Streams can also be defined as an object structure, which allows for more options to be defined:

module.exports = {
  name: 'stream-example'
  streams: [
    {
      from: 'processor1',
      to: 'processor2',
      shards: 50
    }
  ]
}

Dynamic definitions

Streams can be defined dynamically by providing a function for your topology's streams parameter. The function is called as the topology is loaded, and should return an array of stream definitions (in either array or object format)

  streams: function() {
    var streams = []

    for (var iStream=0; iStream<NUM_PROCESSORS; ++iStream) {
      streams.push({
        to: `processor${iStream}`,
        from: `processor${iStream == NUM_PROCESSORS - 1 ? 0 : iStream + 1}`
      })
    }

    return streams
  }

Schedule

ATTAK can trigger processors on a schedule.
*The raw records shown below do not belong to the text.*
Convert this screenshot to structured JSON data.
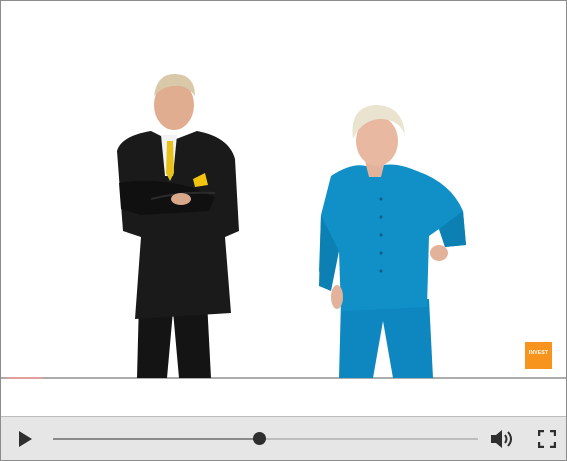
{
  "player": {
    "progress_fraction": 0.484,
    "buffer_fraction": 0.0,
    "logo_text_line1": "INVEST",
    "logo_text_line2": "",
    "accent_color": "#f7941d",
    "icons": {
      "play": "play-icon",
      "volume": "volume-icon",
      "fullscreen": "fullscreen-icon"
    }
  }
}
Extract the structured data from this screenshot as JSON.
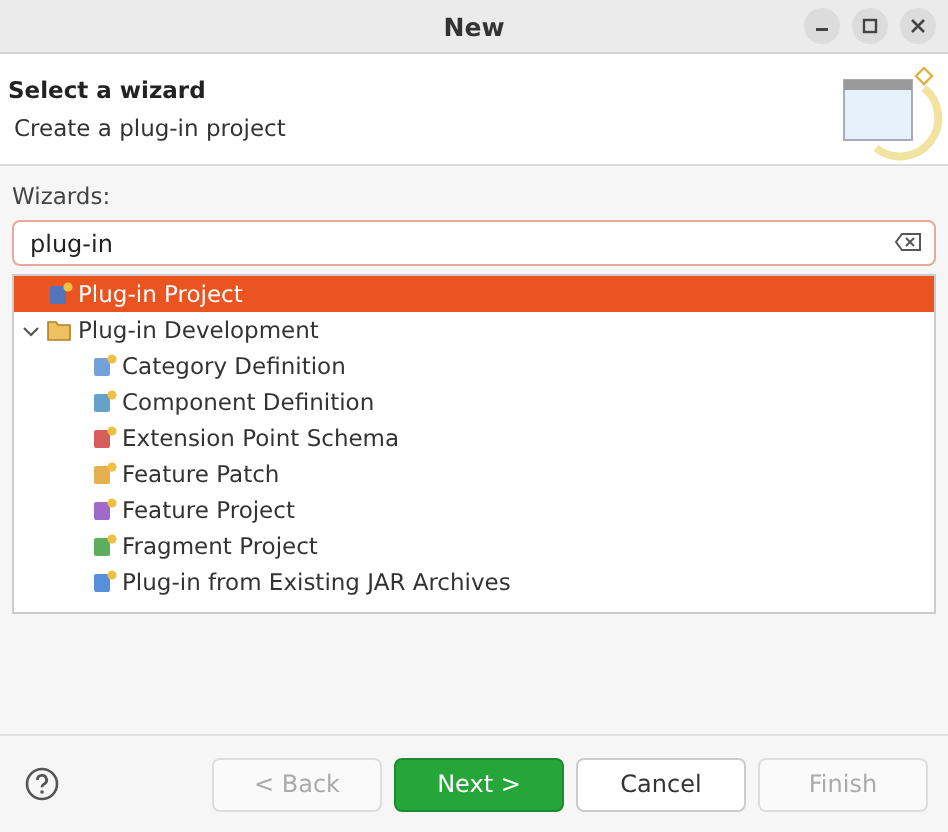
{
  "window": {
    "title": "New"
  },
  "header": {
    "title": "Select a wizard",
    "description": "Create a plug-in project"
  },
  "filter": {
    "label": "Wizards:",
    "value": "plug-in"
  },
  "tree": [
    {
      "label": "Plug-in Project",
      "selected": true
    },
    {
      "label": "Plug-in Development",
      "selected": false,
      "expanded": true,
      "children": [
        {
          "label": "Category Definition",
          "selected": false
        },
        {
          "label": "Component Definition",
          "selected": false
        },
        {
          "label": "Extension Point Schema",
          "selected": false
        },
        {
          "label": "Feature Patch",
          "selected": false
        },
        {
          "label": "Feature Project",
          "selected": false
        },
        {
          "label": "Fragment Project",
          "selected": false
        },
        {
          "label": "Plug-in from Existing JAR Archives",
          "selected": false
        }
      ]
    }
  ],
  "buttons": [
    {
      "label": "< Back",
      "kind": "normal",
      "disabled": true
    },
    {
      "label": "Next >",
      "kind": "default",
      "disabled": false
    },
    {
      "label": "Cancel",
      "kind": "normal",
      "disabled": false
    },
    {
      "label": "Finish",
      "kind": "normal",
      "disabled": true
    }
  ]
}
Schedules can be define in cron-like pattens or by specifying a call frequency.

  module.exports = {
    name: 'scheduled',
    schedule: [
      {
        name: 'every_2_minutes_cron',
        type: 'cron',
        value: '*/2 * * * ? *',
        processor: 'onEvent'
      },
      {
        name: 'every_minute_rate',
        type: 'rate',
        value: '1 minute',
        processor: 'onEvent'
      }
      {
        name: 'twice_a_day_rate',
        type: 'rate',
        value: '12 hours',
        processor: 'onEvent'
      }
    ],
    processors: {
      onEvent: function(event, context, callback) {
        console.log("INSIDE SCHEDULED EVENT HANDLER", event)
        callback(null, {ok: true})
      }
    }
  }

Static

ATTAK can configure your files to be hosted statically on services like s3. It will also assist with setting up things like federated authentication (sending users through a google authentication flow for AWS Cognito credentials, for instance).

Directory hosting

Setting up basic static hosting is easy:

  module.exports = {
    // Uploads all files in public and makes them publicly viewable
    static: './public'
  }

Authentication

This feature is under active development, but an example looks something like:

  static: {
    // Expose files inside the build directory
    dir: './build',
    permissions: {
      // Setup permissions for the front end to invoke processor1
      invoke: ['processor1']
    },
    auth: {
      federated: {
        // Setup a federated google auth flow using an api key
        google: {
          key: '...'
        }
      }
    }
  },

API

ATTAK processors can be used to handle http requests. To do this, specify one of your processors in the api parameter

module.exports = {
  name: 'api-example',
  api: 'requestHandler'
  processors: {
    requestHandler: function(event, context, callback) {
      callback null, {
        body: 'ATTAK!',
        statusCode: 200,
        headers: {
          'Content-Type': 'text'
        }
      }
    }
  }
}